MAHKEMELERİN İŞ YÜKÜ AZALIR
- Türkiye'de de böyle bir sisteme ihtiyaç var mı sizce?
- Mahkemelerin iş yükü, dosya yığılması, yargılamadaki yavaşlık ve yargılama masrafları bilinen bir gerçek. Bu açılardan bakıldığında arabuluculuk kesinlikle gerekli ve yararlı. Taraflar, özel hukuktan doğan uyuşmazlıklarını mahkemeye gitmek yerine, kendi seçtikleri bir arabulucu yardımı ile de çözüme kavuşturabilir. Bu hem daha hızlı hem de daha masrafsız bir yöntem olur. Hatta bu yöntemin yaygınlaşması, zamanla toplumsal barışa da hizmet edecektir.
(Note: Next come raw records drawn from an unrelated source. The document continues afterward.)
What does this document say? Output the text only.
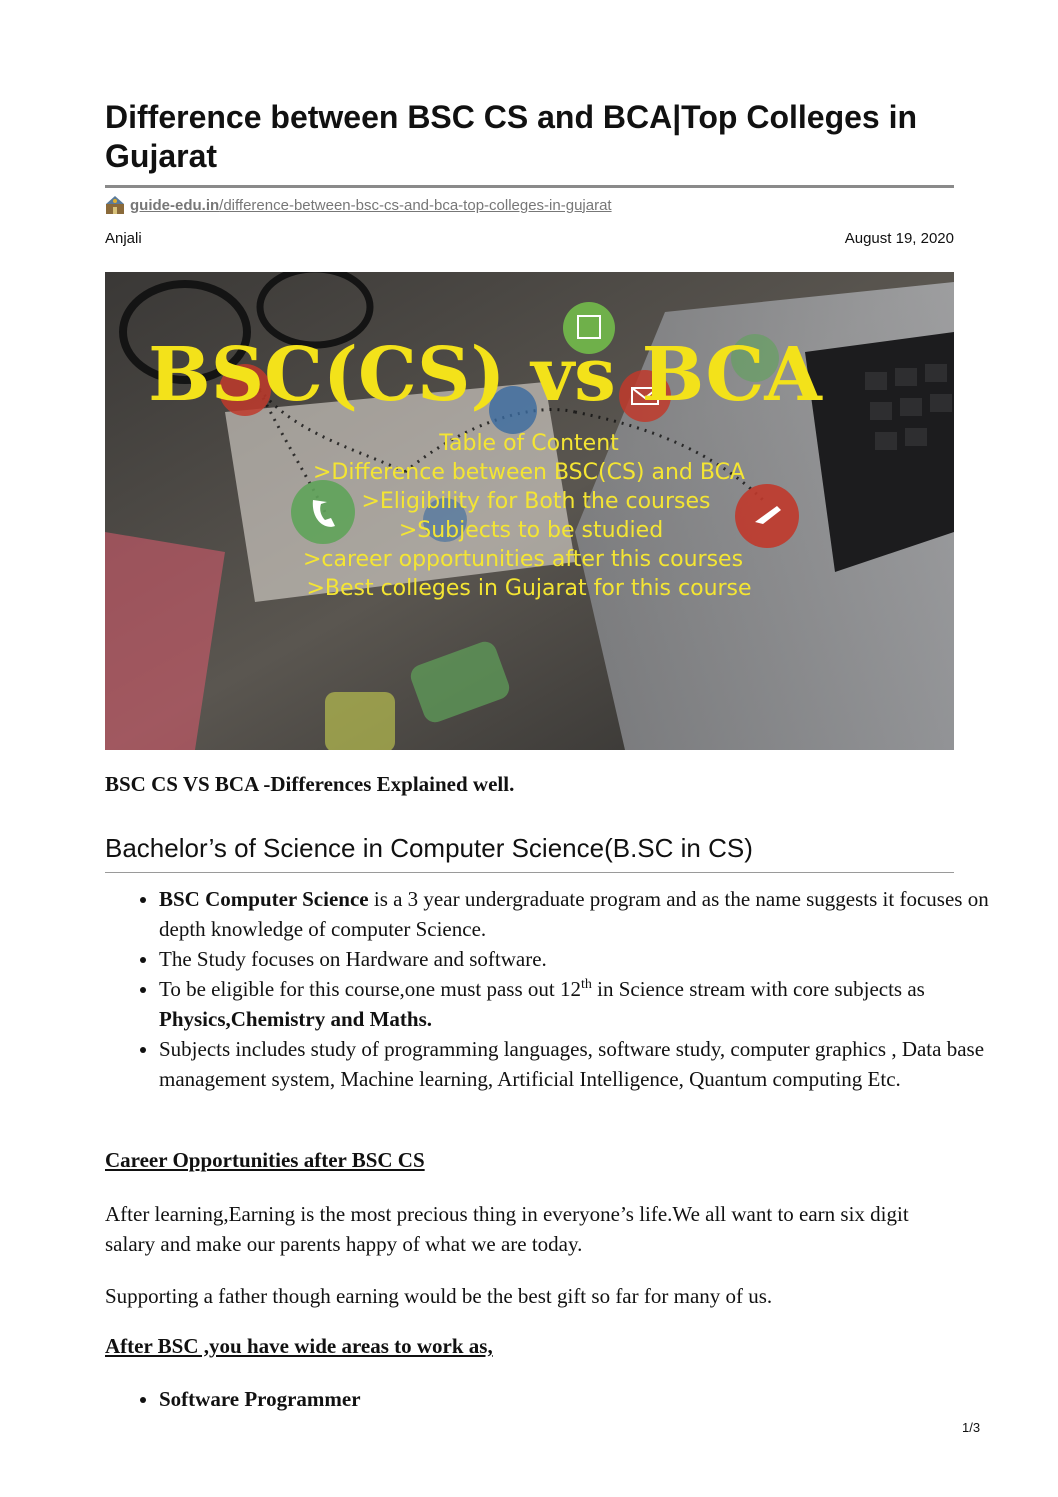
Difference between BSC CS and BCA|Top Colleges in Gujarat
guide-edu.in/difference-between-bsc-cs-and-bca-top-colleges-in-gujarat
Anjali	August 19, 2020
BSC(CS) vs BCA
Table of Content
>Difference between BSC(CS) and BCA
>Eligibility for Both the courses
>Subjects to be studied
>career opportunities after this courses
>Best colleges in Gujarat for this course

BSC CS VS BCA -Differences Explained well.

Bachelor’s of Science in Computer Science(B.SC in CS)
• BSC Computer Science is a 3 year undergraduate program and as the name suggests it focuses on depth knowledge of computer Science.
• The Study focuses on Hardware and software.
• To be eligible for this course,one must pass out 12th in Science stream with core subjects as Physics,Chemistry and Maths.
• Subjects includes study of programming languages, software study, computer graphics , Data base management system, Machine learning, Artificial Intelligence, Quantum computing Etc.

Career Opportunities after BSC CS

After learning,Earning is the most precious thing in everyone’s life.We all want to earn six digit salary and make our parents happy of what we are today.

Supporting a father though earning would be the best gift so far for many of us.

After BSC ,you have wide areas to work as,

• Software Programmer
1/3
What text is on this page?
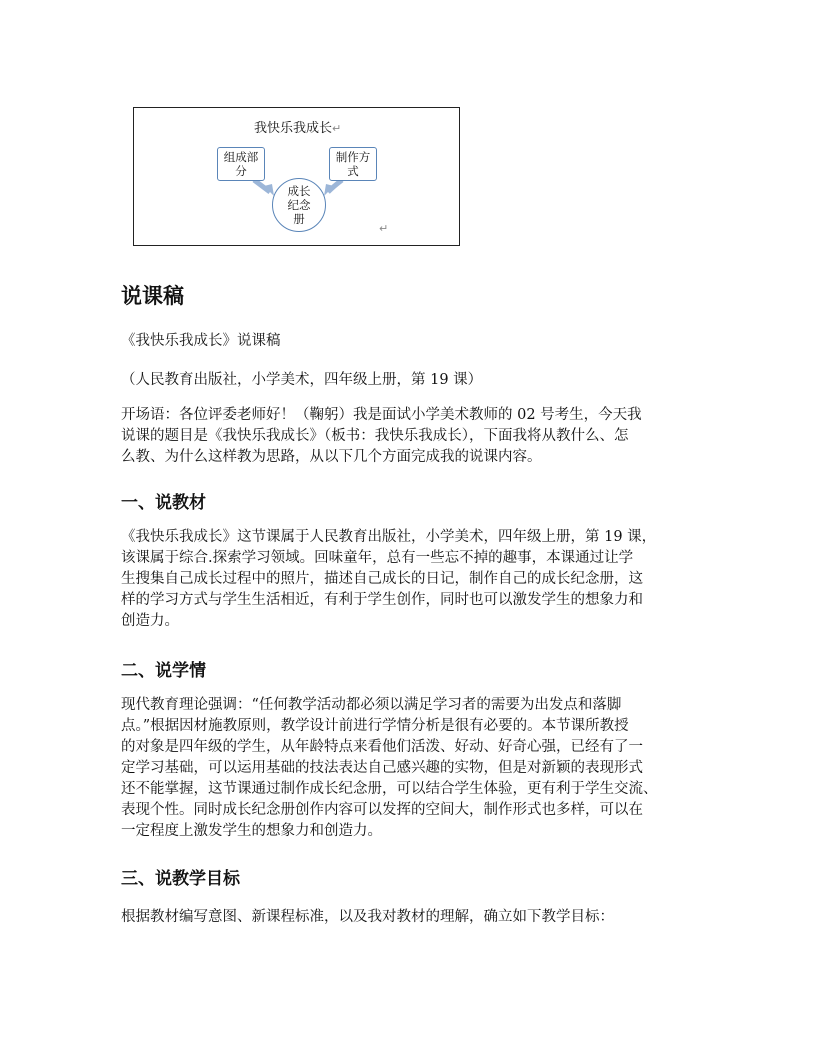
我快乐我成长↵
组成部分
制作方式
成长纪念册
↵
说课稿

《我快乐我成长》说课稿

（人民教育出版社，小学美术，四年级上册，第 19 课）

开场语：各位评委老师好！（鞠躬）我是面试小学美术教师的 02 号考生，今天我
说课的题目是《我快乐我成长》（板书：我快乐我成长），下面我将从教什么、怎
么教、为什么这样教为思路，从以下几个方面完成我的说课内容。
一、说教材
《我快乐我成长》这节课属于人民教育出版社，小学美术，四年级上册，第 19 课，
该课属于综合.探索学习领域。回味童年，总有一些忘不掉的趣事，本课通过让学
生搜集自己成长过程中的照片，描述自己成长的日记，制作自己的成长纪念册，这
样的学习方式与学生生活相近，有利于学生创作，同时也可以激发学生的想象力和
创造力。
二、说学情
现代教育理论强调：“任何教学活动都必须以满足学习者的需要为出发点和落脚
点。”根据因材施教原则，教学设计前进行学情分析是很有必要的。本节课所教授
的对象是四年级的学生，从年龄特点来看他们活泼、好动、好奇心强，已经有了一
定学习基础，可以运用基础的技法表达自己感兴趣的实物，但是对新颖的表现形式
还不能掌握，这节课通过制作成长纪念册，可以结合学生体验，更有利于学生交流、
表现个性。同时成长纪念册创作内容可以发挥的空间大，制作形式也多样，可以在
一定程度上激发学生的想象力和创造力。
三、说教学目标
根据教材编写意图、新课程标准，以及我对教材的理解，确立如下教学目标：
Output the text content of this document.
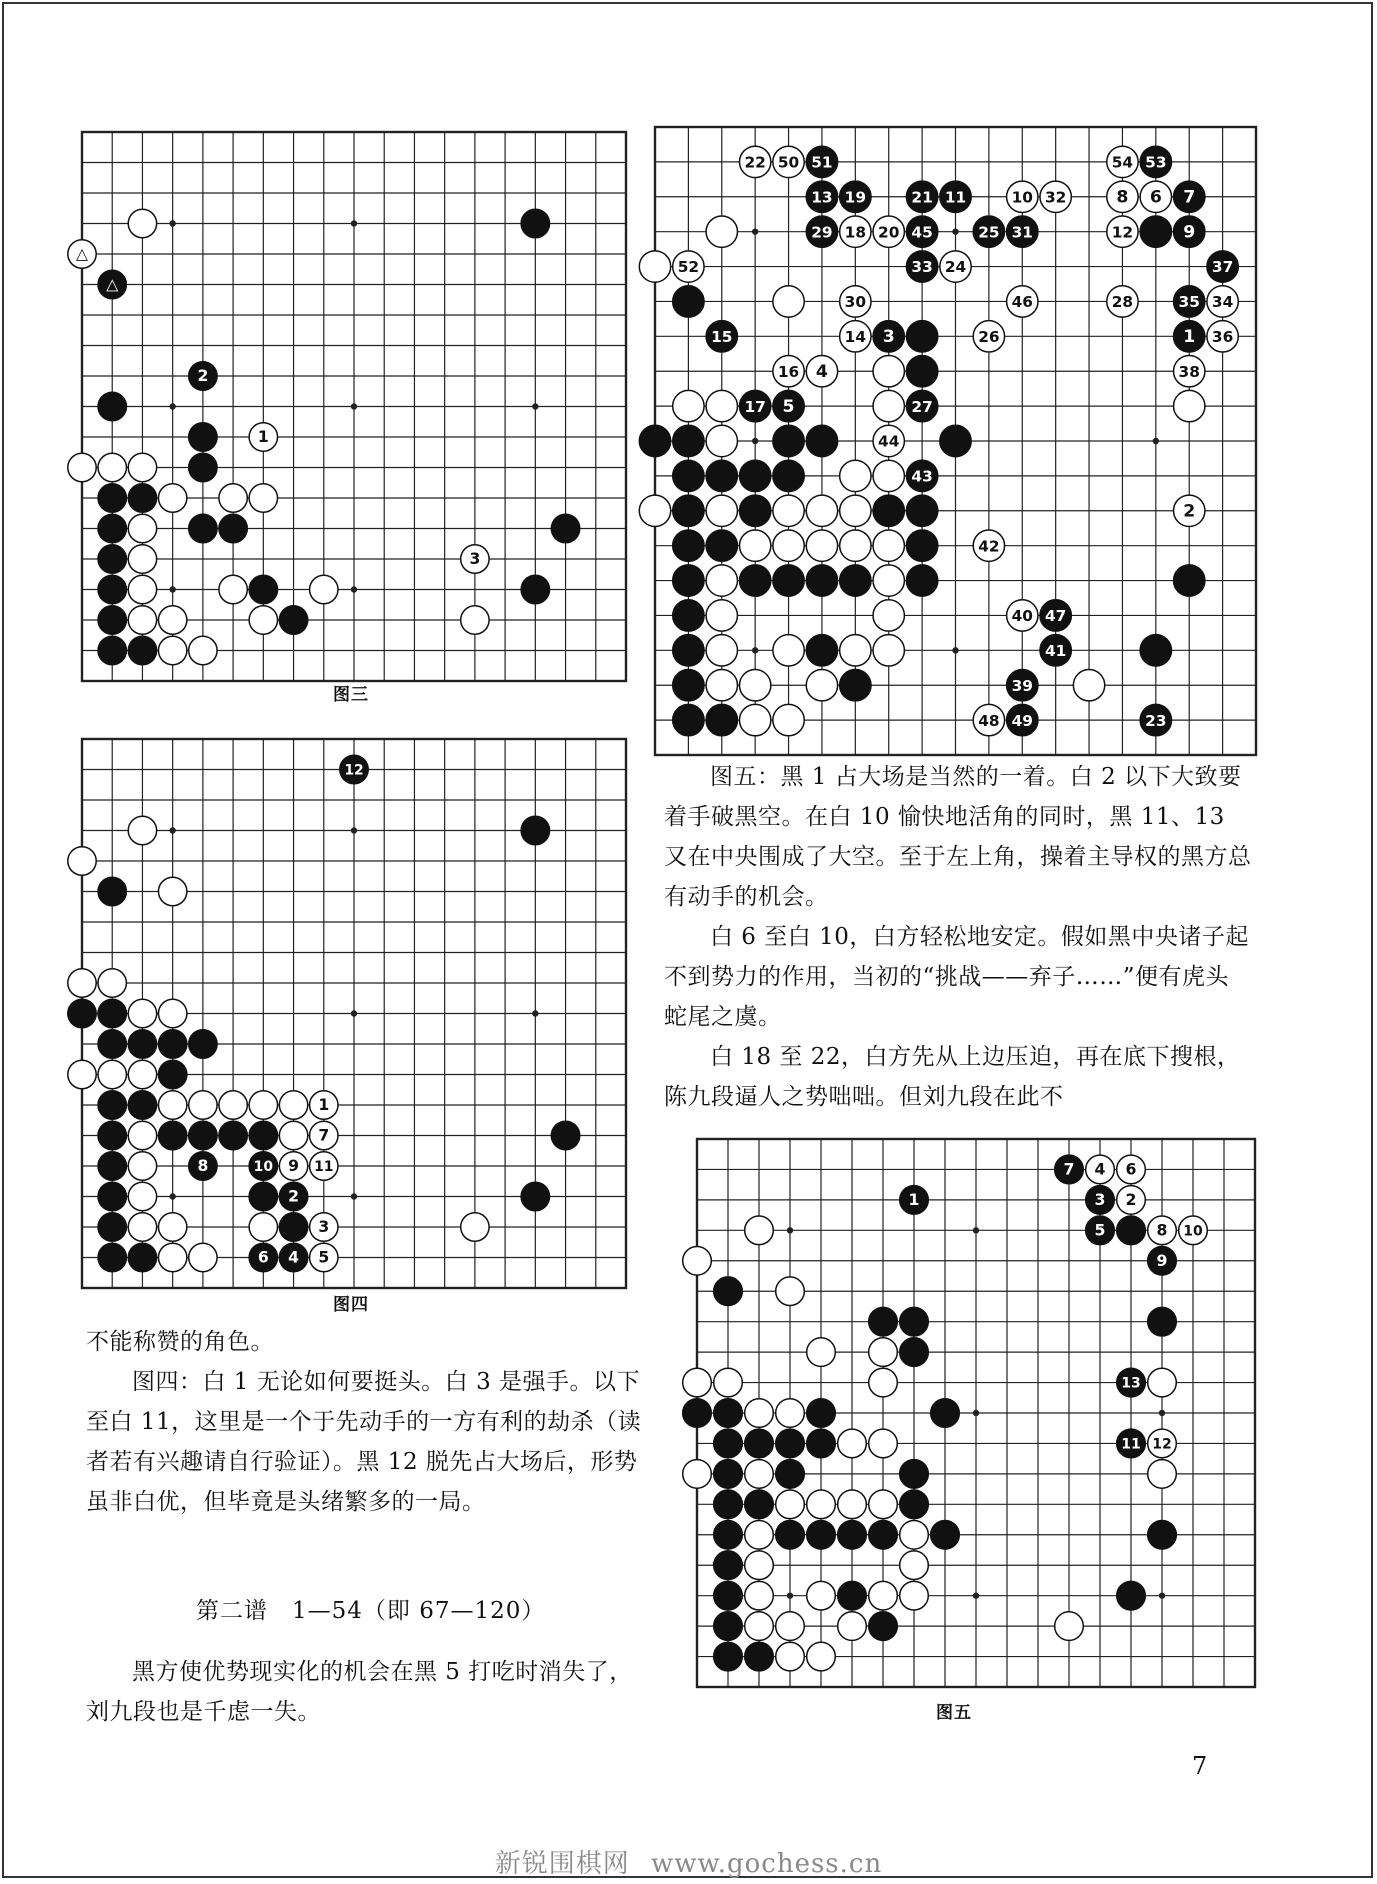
△
△
2
1
3
图三
12
1
7
8	10 9 11
2
3
6 4 5
图四
22 50 51	54 53
13 19	21 11	10 32	8 6 7
29 18 20 45	25 31	12	9
52	33 24	37
30	46	28	35 34
15	14 3	26	1 36
16 4	38
17 5	27
44
43
2
42
40 47
41
39
48 49	23

图五：黑 1 占大场是当然的一着。白 2 以下大致要着手破黑空。在白 10 愉快地活角的同时，黑 11、13 又在中央围成了大空。至于左上角，操着主导权的黑方总有动手的机会。

白 6 至白 10，白方轻松地安定。假如黑中央诸子起不到势力的作用，当初的“挑战——弃子……”便有虎头蛇尾之虞。

白 18 至 22，白方先从上边压迫，再在底下搜根，陈九段逼人之势咄咄。但刘九段在此不

7 4 6
1	3 2
5	8 10
9
13
11 12
图五

不能称赞的角色。

图四：白 1 无论如何要挺头。白 3 是强手。以下至白 11，这里是一个于先动手的一方有利的劫杀（读者若有兴趣请自行验证）。黑 12 脱先占大场后，形势虽非白优，但毕竟是头绪繁多的一局。

第二谱　1—54（即 67—120）

黑方使优势现实化的机会在黑 5 打吃时消失了，刘九段也是千虑一失。

7
新锐围棋网 www.gochess.cn
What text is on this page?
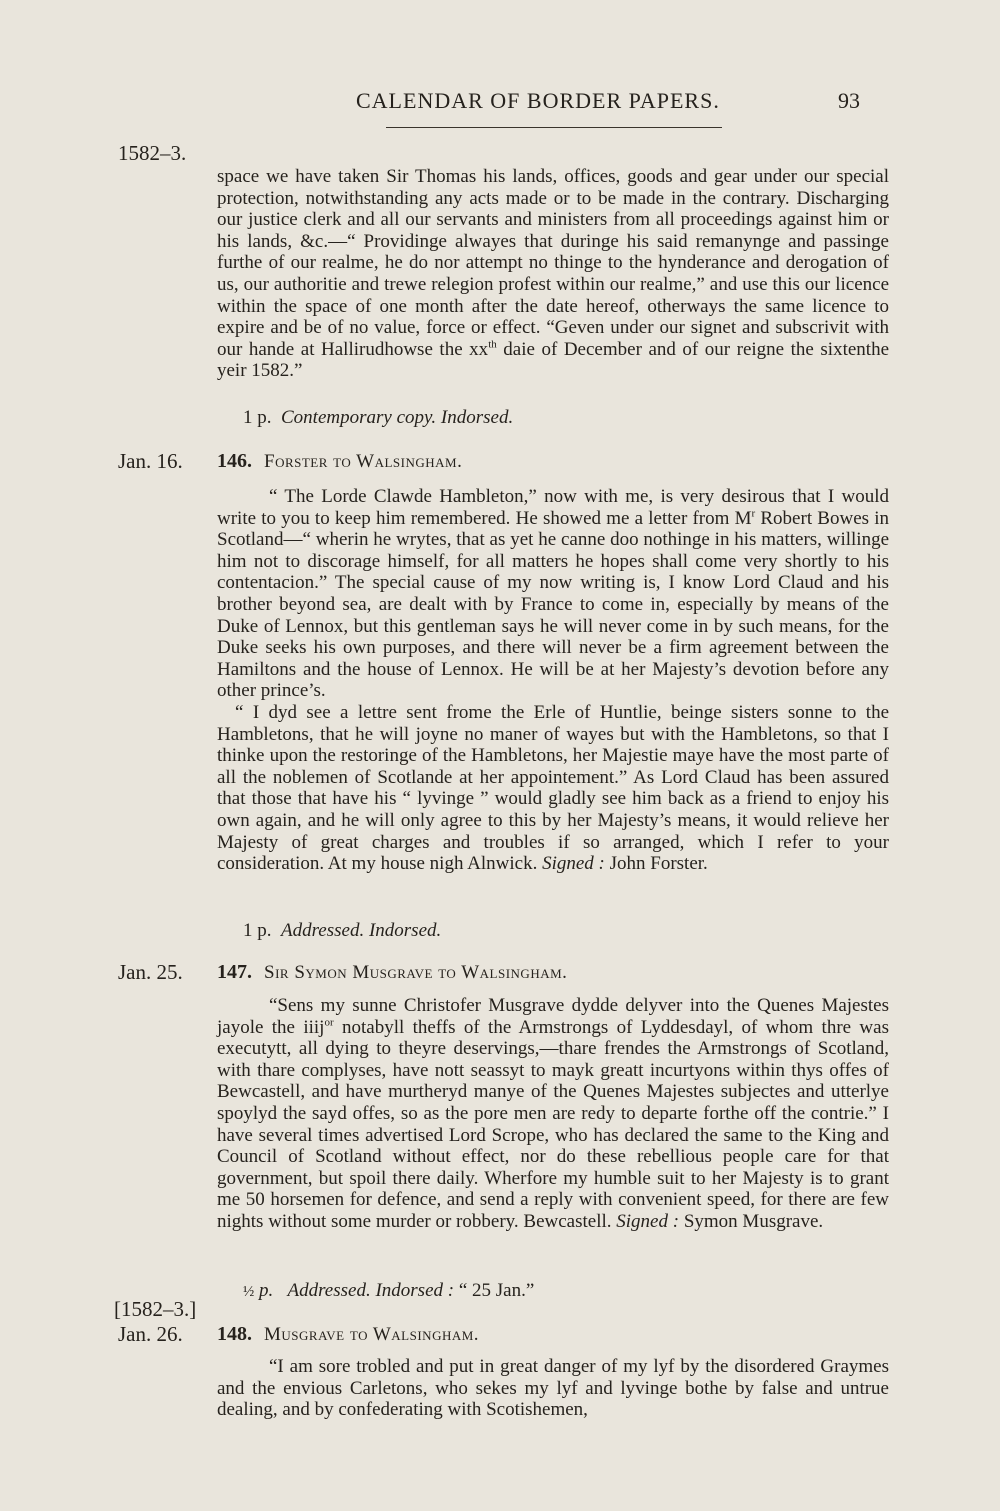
CALENDAR OF BORDER PAPERS.	93
1582–3.
Jan. 16.
Jan. 25.
[1582–3.]
Jan. 26.

space we have taken Sir Thomas his lands, offices, goods and gear under our special protection, notwithstanding any acts made or to be made in the contrary. Discharging our justice clerk and all our servants and ministers from all proceedings against him or his lands, &c.—“ Providinge alwayes that duringe his said remanynge and passinge furthe of our realme, he do nor attempt no thinge to the hynderance and derogation of us, our authoritie and trewe relegion profest within our realme,” and use this our licence within the space of one month after the date hereof, otherways the same licence to expire and be of no value, force or effect. “Geven under our signet and subscrivit with our hande at Hallirudhowse the $xx^{th}$ daie of December and of our reigne the sixtenthe yeir 1582.”

1 p. Contemporary copy. Indorsed.
146. Forster to Walsingham.

“ The Lorde Clawde Hambleton,” now with me, is very desirous that I would write to you to keep him remembered. He showed me a letter from $M^r$ Robert Bowes in Scotland—“ wherin he wrytes, that as yet he canne doo nothinge in his matters, willinge him not to discorage himself, for all matters he hopes shall come very shortly to his contentacion.” The special cause of my now writing is, I know Lord Claud and his brother beyond sea, are dealt with by France to come in, especially by means of the Duke of Lennox, but this gentleman says he will never come in by such means, for the Duke seeks his own purposes, and there will never be a firm agreement between the Hamiltons and the house of Lennox. He will be at her Majesty’s devotion before any other prince’s.

“ I dyd see a lettre sent frome the Erle of Huntlie, beinge sisters sonne to the Hambletons, that he will joyne no maner of wayes but with the Hambletons, so that I thinke upon the restoringe of the Hambletons, her Majestie maye have the most parte of all the noblemen of Scotlande at her appointement.” As Lord Claud has been assured that those that have his “ lyvinge ” would gladly see him back as a friend to enjoy his own again, and he will only agree to this by her Majesty’s means, it would relieve her Majesty of great charges and troubles if so arranged, which I refer to your consideration. At my house nigh Alnwick. Signed : John Forster.

1 p. Addressed. Indorsed.
147. Sir Symon Musgrave to Walsingham.

“Sens my sunne Christofer Musgrave dydde delyver into the Quenes Majestes jayole the iiij$^{or}$ notabyll theffs of the Armstrongs of Lyddesdayl, of whom thre was executytt, all dying to theyre deservings,—thare frendes the Armstrongs of Scotland, with thare complyses, have nott seassyt to mayk greatt incurtyons within thys offes of Bewcastell, and have murtheryd manye of the Quenes Majestes subjectes and utterlye spoylyd the sayd offes, so as the pore men are redy to departe forthe off the contrie.” I have several times advertised Lord Scrope, who has declared the same to the King and Council of Scotland without effect, nor do these rebellious people care for that government, but spoil there daily. Wherfore my humble suit to her Majesty is to grant me 50 horsemen for defence, and send a reply with convenient speed, for there are few nights without some murder or robbery. Bewcastell. Signed : Symon Musgrave.

½ p. Addressed. Indorsed : “ 25 Jan.”
148. Musgrave to Walsingham.

“I am sore trobled and put in great danger of my lyf by the disordered Graymes and the envious Carletons, who sekes my lyf and lyvinge bothe by false and untrue dealing, and by confederating with Scotishemen,
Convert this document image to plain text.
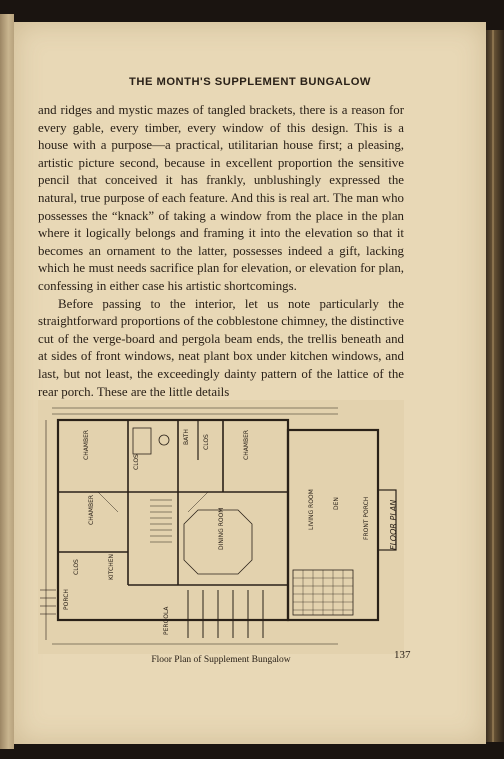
THE MONTH'S SUPPLEMENT BUNGALOW

and ridges and mystic mazes of tangled brackets, there is a reason for every gable, every timber, every window of this design. This is a house with a purpose—a practical, utilitarian house first; a pleasing, artistic picture second, because in excellent proportion the sensitive pencil that conceived it has frankly, unblushingly expressed the natural, true purpose of each feature. And this is real art. The man who possesses the “knack” of taking a window from the place in the plan where it logically belongs and framing it into the elevation so that it becomes an ornament to the latter, possesses indeed a gift, lacking which he must needs sacrifice plan for elevation, or elevation for plan, confessing in either case his artistic shortcomings.

Before passing to the interior, let us note particularly the straightforward proportions of the cobblestone chimney, the distinctive cut of the verge-board and pergola beam ends, the trellis beneath and at sides of front windows, neat plant box under kitchen windows, and last, but not least, the exceedingly dainty pattern of the lattice of the rear porch. These are the little details

CHAMBER
CHAMBER
CHAMBER
BATH
CLOS
CLOS
CLOS
DINING ROOM	LIVING ROOM
KITCHEN
PORCH
PERGOLA
FRONT PORCH
DEN	FLOOR PLAN
Floor Plan of Supplement Bungalow	137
- Ne tür davalar arabuluculuk sisteminin ilgi alanına giriyor?
- Taraflar, üzerinde serbestçe tasarruf edebilecekleri iş veya işlemlerden doğan özel hukuk uyuşmazlıkları konusunda arabulucuya başvurabilecek.
- Hangi davalarda arabulucuya başvurulamayacak?
- Kamu düzenine ilişkin olan ve tarafların üzerinde serbestçe tasarrufta bulunamayacakları kamu hukuku uyuşmazlıklarında (idare ve ceza hukukundan doğan) ve nesebin düzeltilmesi davası, iflas davasında, tanıma ve babalık davasında arabuluculuğa başvurulamaz.
- Dünyada durum aynı mı?
- Pek çok ülkede, ticari işletme hukuku, aile hukuku, çevre hukuku uyuşmazlıkları (örneğin, zehirli maddelerin yayılmasından kaynaklanan haksız fiiller), çiftçi-arsa sahibi ve doktor-hasta uyuşmazlıklarını gidermek için de arabuluculuğa başvuruluyor.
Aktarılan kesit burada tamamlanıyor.